Souvent assiégée et bombardée aux temps
modernes, jamais véritablement conquise,
Dubrovnik étale ses toits rouges luisants de pluie,
tous neufs, depuis la route en hauteur que nous
prenons en car et qui nous permet d’apercevoir
remparts, port, vieille ville etc... et de nouveaux
grands hôtels hors les murs. Tour guidé depuis la
porte Pile sous la protection de Saint Blaise et
remontée de la Placa ou Stradum.
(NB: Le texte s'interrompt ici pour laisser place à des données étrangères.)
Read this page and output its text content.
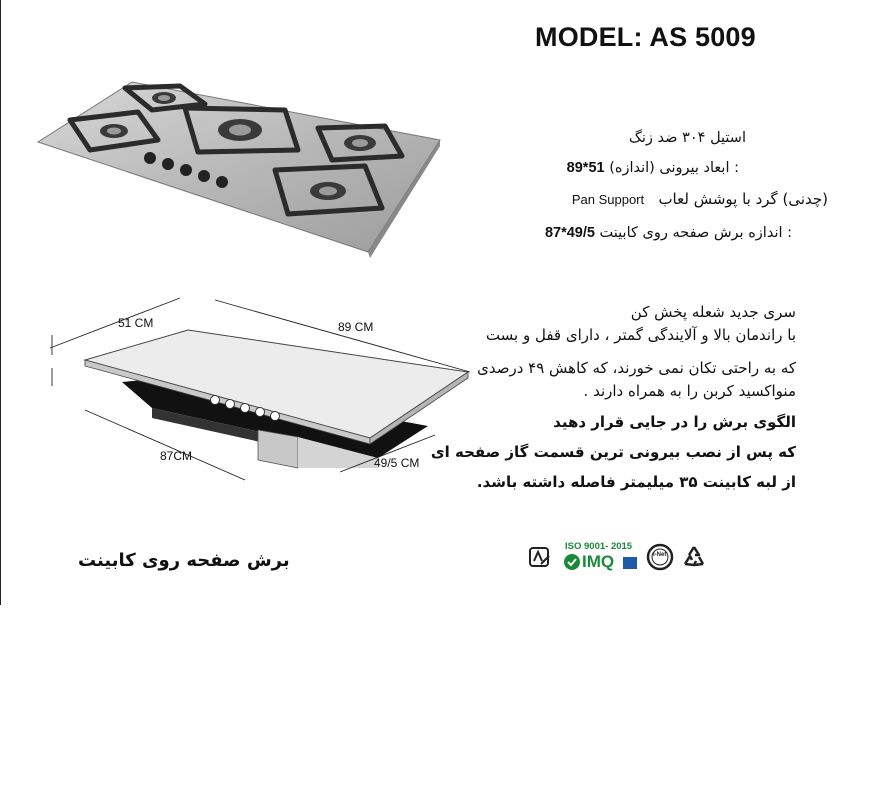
MODEL: AS 5009
استیل ۳۰۴ ضد زنگ
: ابعاد بیرونی (اندازه) 89*51
(چدنی) گرد با پوشش لعاب   Pan Support
: اندازه برش صفحه روی کابینت 87*49/5
51 CM	89 CM
87CM	49/5 CM
سری جدید شعله پخش کن
با راندمان بالا و آلایندگی گمتر ، دارای قفل و بست
که به راحتی تکان نمی خورند، که کاهش ۴۹ درصدی
منواکسید کربن را به همراه دارند .
الگوی برش را در جایی قرار دهید
که پس از نصب بیرونی ترین قسمت گاز صفحه ای
از لبه کابینت ۳۵ میلیمتر فاصله داشته باشد.
برش صفحه روی کابینت
ISO 9001- 2015
IMQ	I-Net
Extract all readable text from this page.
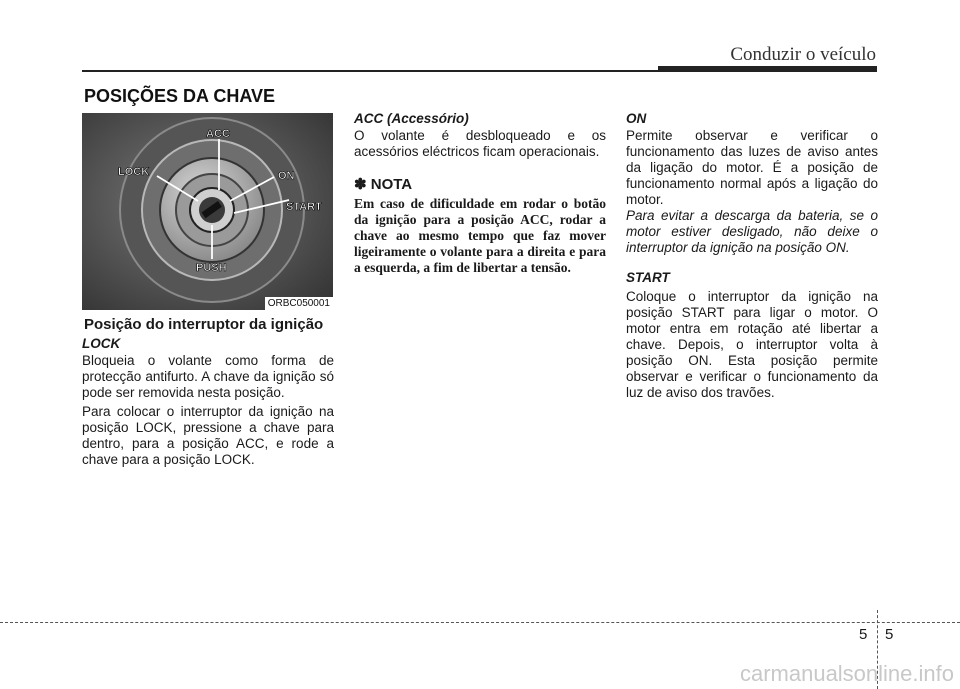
Conduzir o veículo
POSIÇÕES DA CHAVE
ACC
LOCK	ON
START
PUSH
ORBC050001
Posição do interruptor da ignição

LOCK

Bloqueia o volante como forma de protecção antifurto. A chave da ignição só pode ser removida nesta posição.

Para colocar o interruptor da ignição na posição LOCK, pressione a chave para dentro, para a posição ACC, e rode a chave para a posição LOCK.

ACC (Accessório)

O volante é desbloqueado e os acessórios eléctricos ficam operacionais.

✽ NOTA

Em caso de dificuldade em rodar o botão da ignição para a posição ACC, rodar a chave ao mesmo tempo que faz mover ligeiramente o volante para a direita e para a esquerda, a fim de libertar a tensão.

ON

Permite observar e verificar o funcionamento das luzes de aviso antes da ligação do motor. É a posição de funcionamento normal após a ligação do motor.

Para evitar a descarga da bateria, se o motor estiver desligado, não deixe o interruptor da ignição na posição ON.

START

Coloque o interruptor da ignição na posição START para ligar o motor. O motor entra em rotação até libertar a chave. Depois, o interruptor volta à posição ON. Esta posição permite observar e verificar o funcionamento da luz de aviso dos travões.

5 5
carmanualsonline.info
Le centre, avec
son palais des recteurs, le palais Sponza, la colonne
de Roland et la tour de l’horloge du 15e siècle,
reste habité (3 000 habitants sur les 17 000 de
Dubrovnik). Les intempéries plongeront la ville
dans l’obscurité, limitant les visites, mais sans
nous priver du spectacle de danses folkloriques.
Samedi 1er octobre, arrivée dans les bouches de
Kotor vers 7h30 par un temps triste et frais. La
ville est dominée par un rempart comme un petit
morceau de la muraille de Chine égaré au
Monténégro et nous offre un pittoresque musée
de la marine, ainsi que la cathédrale romane de
Saint Tryphon avec une splendide madone
gothique de Dobricevic et les chefs d’oeuvre des
maîtres orfèvres de Kotor, reliquaire en argent et
«cimeterre d’or» du 15e siècle.
La navigation de jour, malgré le temps décidément
pluvieux, nous permet de voir toutes les petites îles
des bouches (4 golfes se succèdent sur 2 km, avec
de nombreuses calanques), les anciens chantiers
navals et de blanches bâtisses pleines d’histoires
d’amour tragiques.
Le soir, dîner de luxe aux chandelles, en tenue
rouge et noir, chacun sur son 31, sauf les quelques
malheureux que le roulis indispose et indisposera
toute la nuit. Ce sera notre seule épreuve face aux
éléments...
Dimanche, navigation plus apaisée le long du
Monténégro puis de l’Albanie, et 1ère escale
grecque, l’île de Corfou, antique Kerkyra, tout en
longueur, poste avancé sur l’Adriatique. La ville est
dominée par une forteresse à 2 sommets, construite
par les vénitiens. D’abord colonie grecque, elle
devient spartiate, athénienne, romaine et enfin
britannique. Un petit tour à Kanoni, et nous
sommes «lâchés» dans les rues commerçantes de
Corfou.
Le lendemain, dès potron-minet, nous abordons,
sous un ciel clair, l’entrée du canal de Corinthe,
tranchée longue de 6 343 m et large de 23 m réalisée
au 19e siècle, dans lequel l’Adriana se faufilera
sous les yeux émerveillés des 500 passagers.

le canal de Corinthe (photo voyages A3)
Un tour de ville d’Athènes nous entraîne le long
du Pirée, du grandiose stade olympique au palais
aux 100 colonnes de Zeus (construit par les
romains), en passant par la relève de la garde avec
jupette et lourds godillots à pompon. Le clou est
la visite du Parthénon, sous un soleil radieux, malheureusement
sans incursion dans le musée
renommé, pourtant à proximité, mais petit lâcher
dans le quartier pour touriste de la Placa.
En raison de «mouvements sociaux» à Roissy, il est
question d’atterrir à Charleroi. Tout s’arrangera, et
notre départ retardé autorisera même une excursion
surprise au cap Sounion, site superbe, dominé
par les ruines monumentales d’un temple dédié
à Poséidon, 5 siècles avant notre ère.